Program for 1959 South African Musical
In 1959, a “jazz opera” titled King Kong opened in segregated, apartheid-era Johannesburg, South Africa. The musical was a dramatization of the story of a South Africa folk hero, a boxer named Ezekiel Dhlamini who called himself “King Kong.” After killing his ex-girlfriend in a brawl with street gang, he plead guilty and asked for the death penalty. He was given 12 years in a labor camp where he died by suicide. The musical adaptation was composed by Todd Matshikiza, a black man living in Johannesburg where, according to the program, he had a “full-time job selling razor blades,” with a lyrics by Pat Williams, a white woman who had worked as a theatre critic before turning to scientific writing, and a book by a white lawyer from Cape Town whose practice had fallen on hard times when he lost many of his wealthy white clients after earning a reputation for defending black citizens. The musical transferred to London in 1959 where it ran for two years. There were talks to bring the show to Broadway, but a production never materialized. The Library preserves the original cast recording, sheet music, a folder of newspaper clippings from various cities, the original London program, and a souvenir program from the original Johannesburg production.
Libretto for the 1975 Off-Broadway Musical, Ape Over Broadway
In 1975, cabaret performer Steve Ross, comic and writer Andrew Herz, and actor and composer/lyricist Bill Vitale created a comic giant-simian musical titled Ape Over Broadway. The musical featured a tap-dancing ape and Borscht-belt schtick (“JANE: You can call me Ophelia. / GOTHAM: Ophelia? / JANE: Of course, I won’t answer to Ophelia, ’cause my name is Jane.”). The musical ran for 11 performances at Off-Broadway’s Bert Wheeler theatre in 1975 and the Library preserved four copies of the libretto, a photocopy of the program, and a poster.
Richard Nelson’s Lighting Design for Censored Scenes From King Kong
In March of 1980, Censored Scenes from King Kong, a musical by Howard Schuman and Andy Roberts, ran for three performances on Broadway. The musical was a transfer from the London fringe adaptation of a never-aired BBC television program, and many of the original reviews snarkily observed that the BBC had made a better decision than the Broadway producers who brought it to the stage. The show tells the story of a conspiracy theorist who believes the original movie version of King Kong featured a sex scene, and his search for the missing footage leads, if the reviews are to be believed, to a wacky set of adventures leading to a twist ending. Sadly, the script and score are not preserved in our collections, but we do have a few photographs, reviews, the original Playbill, and Richard Nelson’s original lighting design for the production at the Palace Theater.
Notes for Abandoned 1990s Musical Version
Roy Somlyo who worked closely with producer Alexander Cohen on many shows, has a file in his papers that includes plans for an $11 million spectacular production of King Kong to be produced by advertising executive George Gordon. The file includes several production budgets, outlines of the musical, and notes on a presentation to potential investors in Atlanta, Georgia. A résumé for James Goldman (book writer of Follies) and a proposed treatment by Marnin Charnin (lyricist and director of Annie) are also in the folder.
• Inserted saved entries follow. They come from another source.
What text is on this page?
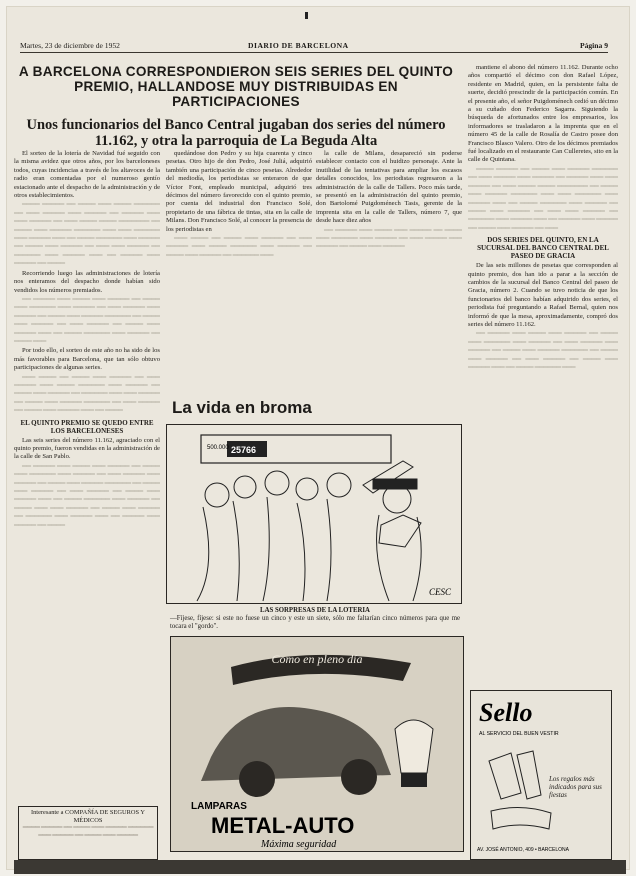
Martes, 23 de diciembre de 1952	DIARIO DE BARCELONA	Página 9
A BARCELONA CORRESPONDIERON SEIS SERIES DEL QUINTO PREMIO, HALLANDOSE MUY DISTRIBUIDAS EN PARTICIPACIONES
Unos funcionarios del Banco Central jugaban dos series del número 11.162, y otra la parroquia de La Beguda Alta

El sorteo de la lotería de Navidad fué seguido con la misma avidez que otros años, por los barceloneses todos, cuyas incidencias a través de los altavoces de la radio eran comentadas por el numeroso gentío estacionado ante el despacho de la administración y de otros establecimientos.

════ ═════ ══ ════ ═══ ════ ══════ ══ ═══ ═════ ═══ ═════ ══ ═════ ═══ ═══ ═════ ══ ═══ ════ ════ ═══════ ══ ════ ═══ ═════ ══════ ═══ ═══ ══════ ═══ ═════ ═══ ══ ════ ══════ ═══ ═════ ══ ════ ═══ ═════ ══ ═══ ═══ ═════ ══ ══════ ═══ ═════ ═══ ══ ═════ ═══ ═════ ══ ════

Recorriendo luego las administraciones de lotería nos enteramos del despacho donde habían sido vendidos los números premiados.

══ ═════ ═══ ════ ═══ ═════ ══ ════ ═══ ══════ ═══ ═════ ══ ═══ ═════ ═══ ═════ ══ ════ ═══ ═════ ══════ ══ ════ ═══ ═════ ══ ═══ ═════ ══ ════ ═══ ═════ ═══ ══ ════ ══════ ═══ ═════ ══ ════ ═══

Por todo ello, el sorteo de este año no ha sido de los más favorables para Barcelona, que tan sólo obtuvo participaciones de algunas series.

═══ ════ ══ ════ ═══ ═════ ══ ═══ ═════ ═══ ════ ══════ ═══ ═════ ══ ════ ═══ ═════ ══ ══════ ═══ ═══ ═════ ══ ════ ═══ ═════ ══════ ══ ═══ ═════ ══ ════ ═══ ═════ ═══ ══ ════

EL QUINTO PREMIO SE QUEDO ENTRE LOS BARCELONESES

Las seis series del número 11.162, agraciado con el quinto premio, fueron vendidas en la administración de la calle de San Pablo.

══ ═════ ═══ ════ ═══ ═════ ══ ════ ═══ ══════ ═══ ═════ ══ ═══ ═════ ═══ ═════ ══ ════ ═══ ═════ ══════ ══ ════ ═══ ═════ ══ ═══ ═════ ══ ════ ═══ ═════ ═══ ══ ════ ══════ ═══ ═════ ══ ════ ═══ ═══ ═════ ══ ════ ═══ ═════ ══ ══════ ═══ ═════ ═══ ══ ═════ ═══ ═════ ══ ════

Interesante a COMPAÑÍA DE SEGUROS Y MÉDICOS
════ ═════ ══ ════ ═══ ═════ ══════ ═══ ═════ ══ ════ ═══ ═════

quedándose don Pedro y su hija cuarenta y cinco pesetas. Otro hijo de don Pedro, José Juliá, adquirió también una participación de cinco pesetas. Alrededor del mediodía, los periodistas se enteraron de que Víctor Font, empleado municipal, adquirió tres décimos del número favorecido con el quinto premio, por cuenta del industrial don Francisco Solé, propietario de una fábrica de tintas, sita en la calle de Milans. Don Francisco Solé, al conocer la presencia de los periodistas en

═══ ════ ══ ════ ═══ ═════ ══ ═══ ═════ ═══ ════ ══════ ═══ ═════ ══ ════ ═══ ═════ ══ ══════ ═══

la calle de Milans, desapareció sin poderse establecer contacto con el huidizo personaje. Ante la inutilidad de las tentativas para ampliar los escasos detalles conocidos, los periodistas regresaron a la administración de la calle de Tallers. Poco más tarde, se presentó en la administración del quinto premio, don Bartolomé Puigdoménech Tasis, gerente de la imprenta sita en la calle de Tallers, número 7, que desde hace diez años

══ ═════ ═══ ════ ═══ ═════ ══ ════ ═══ ══════ ═══ ═════ ══ ═══ ═════ ═══ ═════ ══ ════ ═══ ═════

mantiene el abono del número 11.162. Durante ocho años compartió el décimo con don Rafael López, residente en Madrid, quien, en la persistente falta de suerte, decidió prescindir de la participación común. En el presente año, el señor Puigdoménech cedió un décimo a su cuñado don Federico Sagarra. Siguiendo la búsqueda de afortunados entre los empresarios, los informadores se trasladaron a la imprenta que en el número 45 de la calle de Rosalía de Castro posee don Francisco Blasco Valero. Otro de los décimos premiados fué localizado en el restaurante Can Culleretes, sito en la calle de Quintana.

════ ═════ ══ ════ ═══ ═════ ══════ ══ ═══ ═════ ═══ ═════ ══ ═════ ═══ ═══ ═════ ══ ═══ ════ ════ ═══════ ══ ════ ═══ ═════ ══════ ═══ ═══ ══════ ═══ ═════ ═══ ══ ════ ══════ ═══ ═════ ══ ════ ═══ ═════ ══ ═══ ═══ ═════ ══ ══════ ═══ ═════ ═══ ══ ═════ ═══ ═════ ══ ════ ═══ ═════ ══ ═══

DOS SERIES DEL QUINTO, EN LA SUCURSAL DEL BANCO CENTRAL DEL PASEO DE GRACIA

De las seis millones de pesetas que corresponden al quinto premio, dos han ido a parar a la sección de cambios de la sucursal del Banco Central del paseo de Gracia, número 2. Cuando se tuvo noticia de que los funcionarios del banco habían adquirido dos series, el periodista fué preguntando a Rafael Bernal, quien nos informó de que la mesa, aproximadamente, compró dos series del número 11.162.

══ ═════ ═══ ════ ═══ ═════ ══ ════ ═══ ══════ ═══ ═════ ══ ═══ ═════ ═══ ═════ ══ ════ ═══ ═════ ══════ ══ ════ ═══ ═════ ══ ═══ ═════ ══ ════ ═══ ═════ ═══ ══ ════ ══════ ═══

La vida en broma
500.000 25766
CESC
LAS SORPRESAS DE LA LOTERIA
—Fíjese, fíjese: si este no fuese un cinco y este un siete, sólo me faltarían cinco números para que me tocara el "gordo".
Como en pleno día
LAMPARAS
METAL-AUTO
Máxima seguridad
Sello
AL SERVICIO DEL BUEN VESTIR
Los regalos más indicados para sus fiestas
AV. JOSÉ ANTONIO, 409 • BARCELONA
Souvenir Program for the Australian Show that Preceded the Current Broadway Musical
Although there are a fair number of trans-Atlantic transfers of musicals from and to the United Kingdom, and from the U.S. to Australia, fewer musicals make their way from Australia (despite a thriving industry in Melbourne and Sydney). Priscilla Queen of the Desert, The Boy From Oz, and the current Broadway production of King Kong are among a few of the exceptions. King Kong opened in Melbourne in 2013, with a book by The Light in the Piazza author Craig Lucas and a score by a variety of musicians including Sarah McLachlan. The show was a hit, but the producers seem to have worried that it would not translate well to New York. The transfer to Broadway was postponed, and during the run up to the 2018 opening The Bridges of Madison County, Jason Robert Brown and Marsha Norman joined, and then left, the project. The souvenir program from Australia suggests that though the score and book may have been largely different, the spectacular puppetry of the title character remained more or less the same.
Doug Reside is the Lewis and Dorothy Cullman Curator for the Billy Rose Theatre Division, The New York Public Library for the Performing Arts.